La Cour de cassation a débouté aujourd’hui le cas d’une personne intersexe. Cet individu souhaitait voir la mention « sexe neutre » figurée sur son état civil. Comme lui, de plus en plus de personnes ne se retrouvent pas dans l’un des deux sexes.

Né ni homme, ni femme, ce sont les parents de Gaëtan qui ont choisi son genre à sa naissance. Aujourd’hui, âgé de 66 ans, il se bat pour reconnaître l’existence d’un sexe neutre. Lui qui ne s’est jamais senti à l’aise en tant qu’homme et ne se sent pas femme pour autant, veut toujours créer un précédent en France malgré son échec en Cour de cassation.

Intersexe : nouveau genre

Plus qu’un simple phénomène de société ou une lubie farfelue, c’est une vraie bataille juridique dont Gaëtan est le précurseur. Dans l’Hexagone, 1 enfant sur 4000 environ est atteint d’une malformation génétique des organes génitaux à la naissance. Conséquence, une échelle de 1 à 5 a été mise en place par les médecins : 1 correspond à des organes génitaux externes clairement masculins, 5 à des organes génitaux externes clairement féminins.
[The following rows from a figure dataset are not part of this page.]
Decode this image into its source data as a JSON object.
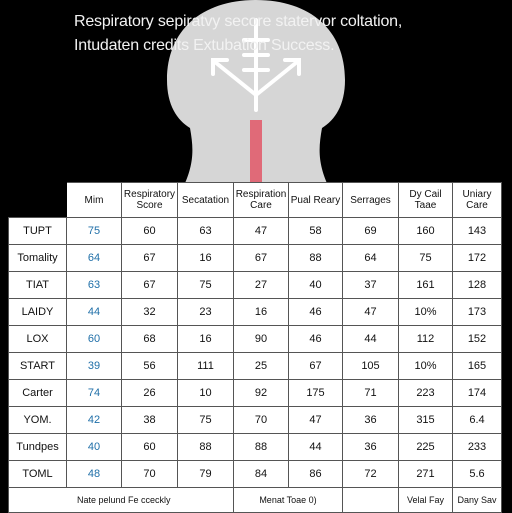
{
  "title": {
    "line1": "Respiratory sepiratvy secore statervor coltation,",
    "line2": "Intudaten credits Extubation Success."
  },
  "colors": {
    "background": "#000000",
    "airway": "#e06a78",
    "first_column_text": "#1f6fa8"
  },
  "table": {
    "headers": [
      "Mim",
      "Respiratory Score",
      "Secatation",
      "Respiration Care",
      "Pual Reary",
      "Serrages",
      "Dy Cail Taae",
      "Uniary Care"
    ],
    "rows": [
      {
        "label": "TUPT",
        "values": [
          "75",
          "60",
          "63",
          "47",
          "58",
          "69",
          "160",
          "143"
        ]
      },
      {
        "label": "Tomality",
        "values": [
          "64",
          "67",
          "16",
          "67",
          "88",
          "64",
          "75",
          "172"
        ]
      },
      {
        "label": "TIAT",
        "values": [
          "63",
          "67",
          "75",
          "27",
          "40",
          "37",
          "161",
          "128"
        ]
      },
      {
        "label": "LAIDY",
        "values": [
          "44",
          "32",
          "23",
          "16",
          "46",
          "47",
          "10%",
          "173"
        ]
      },
      {
        "label": "LOX",
        "values": [
          "60",
          "68",
          "16",
          "90",
          "46",
          "44",
          "112",
          "152"
        ]
      },
      {
        "label": "START",
        "values": [
          "39",
          "56",
          "111",
          "25",
          "67",
          "105",
          "10%",
          "165"
        ]
      },
      {
        "label": "Carter",
        "values": [
          "74",
          "26",
          "10",
          "92",
          "175",
          "71",
          "223",
          "174"
        ]
      },
      {
        "label": "YOM.",
        "values": [
          "42",
          "38",
          "75",
          "70",
          "47",
          "36",
          "315",
          "6.4"
        ]
      },
      {
        "label": "Tundpes",
        "values": [
          "40",
          "60",
          "88",
          "88",
          "44",
          "36",
          "225",
          "233"
        ]
      },
      {
        "label": "TOML",
        "values": [
          "48",
          "70",
          "79",
          "84",
          "86",
          "72",
          "271",
          "5.6"
        ]
      }
    ],
    "footer": {
      "note": "Nate pelund Fe cceckly",
      "middle": "Menat Toae 0)",
      "right1": "Velal Fay",
      "right2": "Dany Sav"
    }
  }
}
Cette nécessité d’échelonner le genre des nouveau-nés fait suite à des condamnations de l’ONU. En effet, l’année dernière, par 3 fois la France a été reconnue coupable de « tortures et mutilations sur enfants ». Ce qui rend désormais impossible pour des parents d’opérer leur enfant intersexe, pourtant pratique très courante depuis la deuxième moitié du XXe siècle.

Caster Semenya, sprinteuse Sud-Africaine et double championne olympique, est intersexe

Ailleurs dans le monde

Alors pour faire face au nombre croissant de personnes qui se proclament du sexe neutre, certains pays modernisent leur législation.

En Allemagne, il est ainsi possible de choisir la mention « sexe indéterminé » sur son état civil. Néanmoins, très peu d’allemands optent pour ce choix, même s’il est possible de le modifier au cours de sa vie.

À l’autre bout du monde, en Australie depuis 2014 il est possible d’être reconnu comme de « genre non spécifique ». Ainsi un « X » remplace les traditionnels « F » ou « M » sur les papiers d’identité. Même chose en Nouvelle-Zélande et au… Népal ! Seule différence, pour ces deux derniers pays le « X » australien est remplacé par un « O ».

Enfin dans la province de l’Ontario au Canada, il est possible là aussi de définir son sexe d’un « X » sur son permis de conduire. Permis qui reste tout de même valable dans tous le pays.

Des prises de position fortes que de plus en plus d’états devront prendre dans le futur. On estime aujourd’hui qu’environ 1.7 % de la population mondiale est intersexe.